3. Support for Risky Situations

Risk-taking is a crucial component of entrepreneurship. A startup mentor can help


business owners identify which risks to take and how to effectively manage them as
they arise.

They may also advise when it’s best to play it safe. Often, having someone to warn you
of potential consequences can make the difference between surviving during difficult
times, such as economic downturns, versus falling into distress.

4. Professional Growth

A mentor can help you acquire new skills and knowledge as you navigate
entrepreneurship.

For instance, a mentor can teach you tips on cash flow management, a common area
that startups struggle with.

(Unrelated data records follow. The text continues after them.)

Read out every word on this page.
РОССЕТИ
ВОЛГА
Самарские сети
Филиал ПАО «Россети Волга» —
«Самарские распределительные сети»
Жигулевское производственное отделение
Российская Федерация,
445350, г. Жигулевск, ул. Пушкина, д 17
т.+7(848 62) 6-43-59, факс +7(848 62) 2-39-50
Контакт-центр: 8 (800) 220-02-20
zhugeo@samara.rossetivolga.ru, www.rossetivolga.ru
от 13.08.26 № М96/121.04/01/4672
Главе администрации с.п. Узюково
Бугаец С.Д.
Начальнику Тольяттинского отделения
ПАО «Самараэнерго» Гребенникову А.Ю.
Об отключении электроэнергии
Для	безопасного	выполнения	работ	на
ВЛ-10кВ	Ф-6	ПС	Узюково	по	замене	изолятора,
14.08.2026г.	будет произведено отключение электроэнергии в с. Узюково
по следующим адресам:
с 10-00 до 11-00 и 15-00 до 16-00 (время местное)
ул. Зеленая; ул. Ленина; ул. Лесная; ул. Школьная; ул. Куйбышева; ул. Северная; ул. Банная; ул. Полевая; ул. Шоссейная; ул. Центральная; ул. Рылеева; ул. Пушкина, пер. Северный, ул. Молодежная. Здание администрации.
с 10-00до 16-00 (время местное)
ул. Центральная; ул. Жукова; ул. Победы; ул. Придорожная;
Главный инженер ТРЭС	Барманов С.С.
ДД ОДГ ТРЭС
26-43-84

They may also offer practical advice regarding business
processes, such as:

• Licensing an invention
• Getting market approval for your product
• Dealing with complex regulations
• Recognizing your weaknesses and determining whether to educate yourself or hire
to fill in the gaps
• Managing new hires
• Shaping company culture

5. A Boost in Confidence and Motivation


The startup journey can be overwhelming and lonely. A mentor can provide a boost of
motivation that keeps entrepreneurs focused, enabling them to push through challenges
and make progress toward their goals.

Mentors can also help business owners manage stress, combat feelings of self-doubt or
loneliness, and provide emotional support. Knowing that someone has experienced the
same struggles and came out on the other side can be invaluable for new founders.